Bret Stephens writes at the Wall Street Journal that John Kerry’s recent speech on climate change included a quote from somebody named Maurice Strong. Strong is a Canadian who has been in leadership positions in some climate advocacy organizations, plus other organizations. He was a director at the World Economic Forum for a time, for example. Stephens says that in 2005 while Strong may or may not have been on a UN panel about something that appears to have nothing to do with climate change (Stephens’s wording doesn’t make this clear) accepted a check for almost a million dollars from a South Korean businessman with a history of bribing people, and this businessman was then sent to jail for attempting to bribe UN officials for something that had nothing to do with climate change, and Strong himself was cleared of wrongdoing. But, my goodness, that’s a lot of smoke, isn’t it? And this makes John Kerry a bad person. Stephens continues,

The secretary devoted much of his speech to venting spleen at those in the “Flat Earth Society” who dispute the 97% of climate scientists who believe in man-made global warming. “We should not allow a tiny minority of shoddy scientists and science and extreme ideologues to compete with scientific fact,” he said. Once upon a time people understood that skepticism was essential to good science. Now Mr. Kerry is trying to invoke a specious democracy among scientists to shut down democratic debate for everyone else.

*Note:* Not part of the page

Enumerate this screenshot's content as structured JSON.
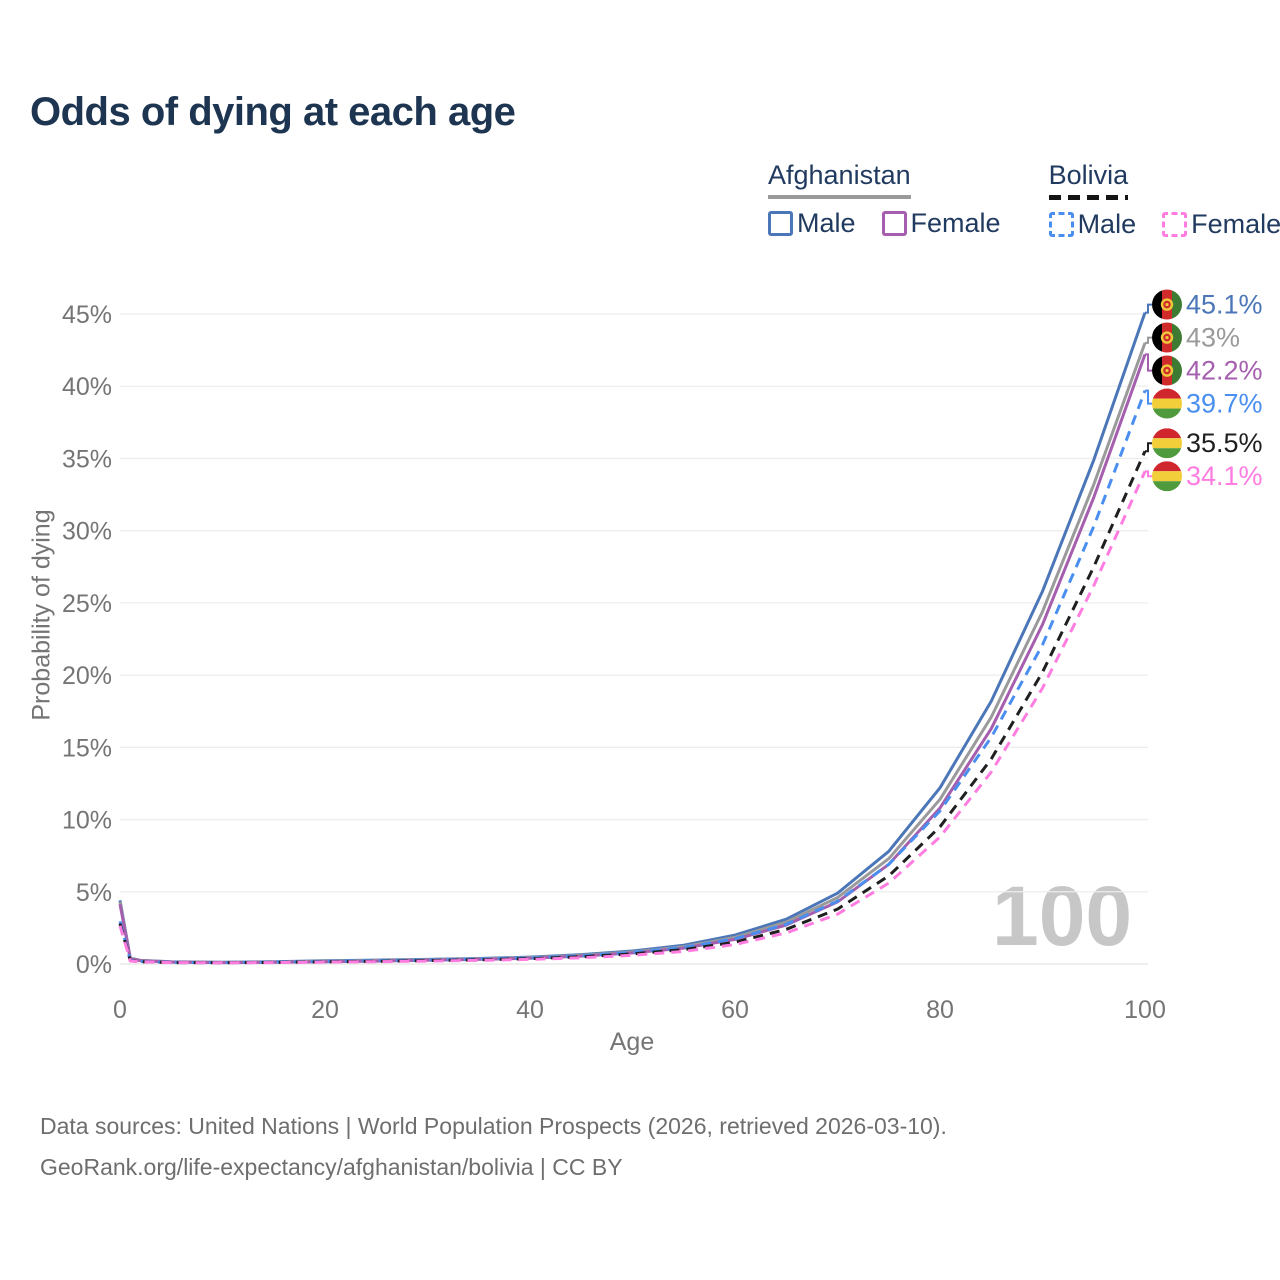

This is of a piece with the amusing notion that the only thing standing in the way of climate salvation is a shadowy, greedy and powerful conspiracy involving the Koch Brothers, MIT’s Dick Lindzen, Oklahoma Sen. Jim Inhofe and this newspaper’s editorial page. Oh, the power!

And yet there goes Mr. Kerry extolling Mr. Strong, who really does stand at the obscure intersection of public policy, private profits and the climate science that joins the two. “I have to disclose my own association with this process in my earlier role in the United Nations negotiations which established the basis for the development of these new [market] opportunities,” Mr. Strong said in a 2007 speech, noting his roles in the Chicago Climate Exchange and the China Carbon Corporation.

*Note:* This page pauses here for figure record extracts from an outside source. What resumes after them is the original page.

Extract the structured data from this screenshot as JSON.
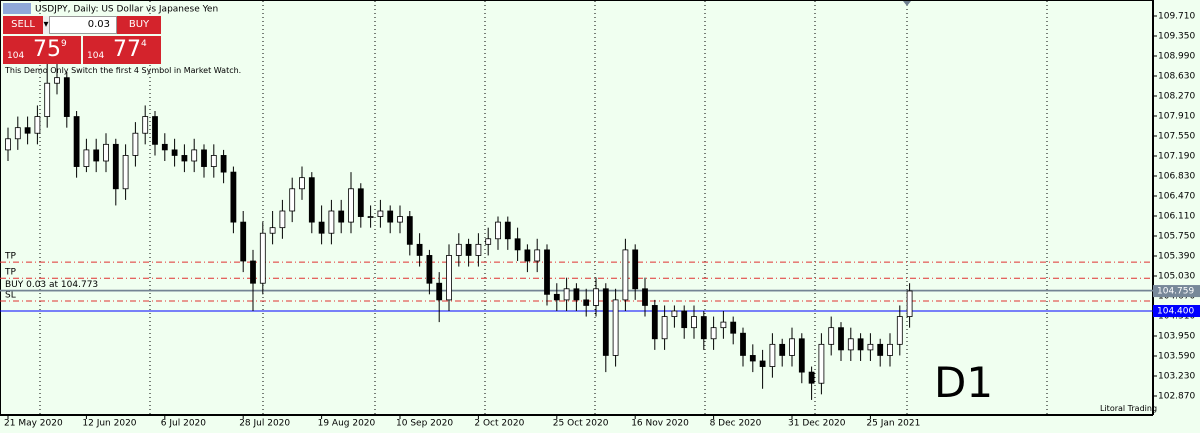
{
  "chart_data": {
    "type": "candlestick",
    "title": "USDJPY, Daily: US Dollar vs Japanese Yen",
    "categories": [
      "21 May 2020",
      null,
      null,
      null,
      null,
      null,
      null,
      null,
      "12 Jun 2020",
      null,
      null,
      null,
      null,
      null,
      null,
      null,
      "6 Jul 2020",
      null,
      null,
      null,
      null,
      null,
      null,
      null,
      "28 Jul 2020",
      null,
      null,
      null,
      null,
      null,
      null,
      null,
      "19 Aug 2020",
      null,
      null,
      null,
      null,
      null,
      null,
      null,
      "10 Sep 2020",
      null,
      null,
      null,
      null,
      null,
      null,
      null,
      "2 Oct 2020",
      null,
      null,
      null,
      null,
      null,
      null,
      null,
      "25 Oct 2020",
      null,
      null,
      null,
      null,
      null,
      null,
      null,
      "16 Nov 2020",
      null,
      null,
      null,
      null,
      null,
      null,
      null,
      "8 Dec 2020",
      null,
      null,
      null,
      null,
      null,
      null,
      null,
      "31 Dec 2020",
      null,
      null,
      null,
      null,
      null,
      null,
      null,
      "25 Jan 2021",
      null,
      null,
      null,
      null
    ],
    "open": [
      107.3,
      107.5,
      107.7,
      107.6,
      107.9,
      108.5,
      108.6,
      107.9,
      107.0,
      107.3,
      107.1,
      107.4,
      106.6,
      107.2,
      107.6,
      107.9,
      107.4,
      107.3,
      107.2,
      107.1,
      107.3,
      107.0,
      107.2,
      106.9,
      106.0,
      105.3,
      104.9,
      105.8,
      105.9,
      106.2,
      106.6,
      106.8,
      106.0,
      105.8,
      106.2,
      106.0,
      106.6,
      106.1,
      106.1,
      106.2,
      106.0,
      106.1,
      105.6,
      105.4,
      104.9,
      104.6,
      105.4,
      105.6,
      105.4,
      105.6,
      105.7,
      106.0,
      105.7,
      105.5,
      105.3,
      105.5,
      104.7,
      104.6,
      104.8,
      104.6,
      104.5,
      104.8,
      103.6,
      104.6,
      105.5,
      104.8,
      104.5,
      103.9,
      104.3,
      104.4,
      104.1,
      104.3,
      103.9,
      104.1,
      104.2,
      104.0,
      103.6,
      103.5,
      103.4,
      103.8,
      103.6,
      103.9,
      103.3,
      103.1,
      103.8,
      104.1,
      103.7,
      103.9,
      103.7,
      103.8,
      103.6,
      103.8,
      104.3
    ],
    "high": [
      107.7,
      107.9,
      107.9,
      108.1,
      108.9,
      108.9,
      108.7,
      108.0,
      107.5,
      107.5,
      107.6,
      107.5,
      107.4,
      107.8,
      108.1,
      108.0,
      107.6,
      107.5,
      107.4,
      107.5,
      107.4,
      107.4,
      107.3,
      107.0,
      106.2,
      105.5,
      106.0,
      106.2,
      106.4,
      106.8,
      107.0,
      106.9,
      106.3,
      106.4,
      106.4,
      106.9,
      106.7,
      106.3,
      106.4,
      106.3,
      106.3,
      106.2,
      105.8,
      105.5,
      105.1,
      105.6,
      105.8,
      105.7,
      105.8,
      105.9,
      106.1,
      106.1,
      105.9,
      105.6,
      105.7,
      105.6,
      104.9,
      105.0,
      104.9,
      104.8,
      105.0,
      104.9,
      104.8,
      105.7,
      105.6,
      105.0,
      104.6,
      104.5,
      104.5,
      104.5,
      104.5,
      104.4,
      104.3,
      104.4,
      104.3,
      104.1,
      103.8,
      103.7,
      104.0,
      103.9,
      104.1,
      104.0,
      103.4,
      104.0,
      104.3,
      104.2,
      104.1,
      104.0,
      104.0,
      103.9,
      104.0,
      104.5,
      104.9
    ],
    "low": [
      107.1,
      107.3,
      107.4,
      107.4,
      107.7,
      108.3,
      107.7,
      106.8,
      106.9,
      106.9,
      106.9,
      106.3,
      106.4,
      107.0,
      107.4,
      107.2,
      107.1,
      107.0,
      106.9,
      106.9,
      106.8,
      106.8,
      106.7,
      105.8,
      105.1,
      104.4,
      104.7,
      105.6,
      105.7,
      106.0,
      106.4,
      105.8,
      105.6,
      105.6,
      105.8,
      105.8,
      105.9,
      105.9,
      105.9,
      105.8,
      105.8,
      105.4,
      105.2,
      104.7,
      104.2,
      104.4,
      105.2,
      105.2,
      105.2,
      105.4,
      105.5,
      105.5,
      105.3,
      105.1,
      105.1,
      104.5,
      104.4,
      104.4,
      104.4,
      104.3,
      104.3,
      103.3,
      103.4,
      104.4,
      104.6,
      104.3,
      103.7,
      103.7,
      104.1,
      103.9,
      103.9,
      103.7,
      103.7,
      103.9,
      103.8,
      103.4,
      103.3,
      103.0,
      103.2,
      103.4,
      103.4,
      103.1,
      102.8,
      102.9,
      103.6,
      103.5,
      103.5,
      103.5,
      103.5,
      103.4,
      103.4,
      103.6,
      104.1
    ],
    "close": [
      107.5,
      107.7,
      107.6,
      107.9,
      108.5,
      108.6,
      107.9,
      107.0,
      107.3,
      107.1,
      107.4,
      106.6,
      107.2,
      107.6,
      107.9,
      107.4,
      107.3,
      107.2,
      107.1,
      107.3,
      107.0,
      107.2,
      106.9,
      106.0,
      105.3,
      104.9,
      105.8,
      105.9,
      106.2,
      106.6,
      106.8,
      106.0,
      105.8,
      106.2,
      106.0,
      106.6,
      106.1,
      106.1,
      106.2,
      106.0,
      106.1,
      105.6,
      105.4,
      104.9,
      104.6,
      105.4,
      105.6,
      105.4,
      105.6,
      105.7,
      106.0,
      105.7,
      105.5,
      105.3,
      105.5,
      104.7,
      104.6,
      104.8,
      104.6,
      104.5,
      104.8,
      103.6,
      104.6,
      105.5,
      104.8,
      104.5,
      103.9,
      104.3,
      104.4,
      104.1,
      104.3,
      103.9,
      104.1,
      104.2,
      104.0,
      103.6,
      103.5,
      103.4,
      103.8,
      103.6,
      103.9,
      103.3,
      103.1,
      103.8,
      104.1,
      103.7,
      103.9,
      103.7,
      103.8,
      103.6,
      103.8,
      104.3,
      104.76
    ],
    "ylim": [
      102.528,
      109.998
    ],
    "yticks": [
      {
        "value": 109.71,
        "label": "109.710"
      },
      {
        "value": 109.35,
        "label": "109.350"
      },
      {
        "value": 108.99,
        "label": "108.990"
      },
      {
        "value": 108.63,
        "label": "108.630"
      },
      {
        "value": 108.27,
        "label": "108.270"
      },
      {
        "value": 107.91,
        "label": "107.910"
      },
      {
        "value": 107.55,
        "label": "107.550"
      },
      {
        "value": 107.19,
        "label": "107.190"
      },
      {
        "value": 106.83,
        "label": "106.830"
      },
      {
        "value": 106.47,
        "label": "106.470"
      },
      {
        "value": 106.11,
        "label": "106.110"
      },
      {
        "value": 105.75,
        "label": "105.750"
      },
      {
        "value": 105.39,
        "label": "105.390"
      },
      {
        "value": 105.03,
        "label": "105.030"
      },
      {
        "value": 104.67,
        "label": "104.670"
      },
      {
        "value": 104.31,
        "label": "104.310"
      },
      {
        "value": 103.95,
        "label": "103.950"
      },
      {
        "value": 103.59,
        "label": "103.590"
      },
      {
        "value": 103.23,
        "label": "103.230"
      },
      {
        "value": 102.87,
        "label": "102.870"
      }
    ],
    "bullish_color": "#ffffff",
    "bearish_color": "#000000",
    "levels": [
      {
        "label": "TP",
        "price": 105.28,
        "color": "#e03030"
      },
      {
        "label": "TP",
        "price": 104.99,
        "color": "#e03030"
      },
      {
        "label": "BUY 0.03 at 104.773",
        "price": 104.773,
        "color": "#708090"
      },
      {
        "label": "SL",
        "price": 104.58,
        "color": "#e03030"
      }
    ],
    "price_markers": [
      {
        "value": 104.759,
        "label": "104.759",
        "color": "#778899"
      },
      {
        "value": 104.4,
        "label": "104.400",
        "color": "#0000ff"
      }
    ]
  },
  "trade_panel": {
    "sell_label": "SELL",
    "buy_label": "BUY",
    "lot": "0.03",
    "sell_price": {
      "big_figure": "104",
      "pips": "75",
      "fraction": "9"
    },
    "buy_price": {
      "big_figure": "104",
      "pips": "77",
      "fraction": "4"
    }
  },
  "notice": "This Demo Only Switch the first 4 Symbol in Market Watch.",
  "timeframe": "D1",
  "brand": "Litoral Trading"
}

There is innuendo so thick it can be cut with a knife. But Stephens never actually says how Strong is personally enriching himself by promoting climate change science. Nobody is denying that many climate change acceptors are encouraging climate-change related business opportunities as one way to combat climate change. Everyone’s been pretty open about that, actually.

If George W. Bush had left office and immediately joined the boards of defense contractors building MRAPs for Iraq, hard questions would be raised. When Maurice Strong, Al Gore and other climate profiteers seek to enrich themselves from policies they put into place while in office, it scarcely raises an eyebrow.

When was Maurice Strong in elected office? Exactly how are he and Al Gore seeking to enrich themselves from policies they put into place? Which policies, exactly? How are Strong and Gore making money? Other than from Al Gore’s documentary, I don’t know how Al Gore is directly making money from the climate change issue. Maybe he is, but Stephens doesn’t explain it. In the final paragraphs he hints darkly that Strong, Gore, and others are involved in “carbon-trading schemes” and the sustainable energy “craze,” which of course are economic disasters, but if so, how are Strong and Gore making money from them?

And Mr. Stephens seems not to have thought the implications of believing that energy cannot be sustainable.

This is classic stuff, I tell you. Joe McCarthy himself couldn’t have done a better job.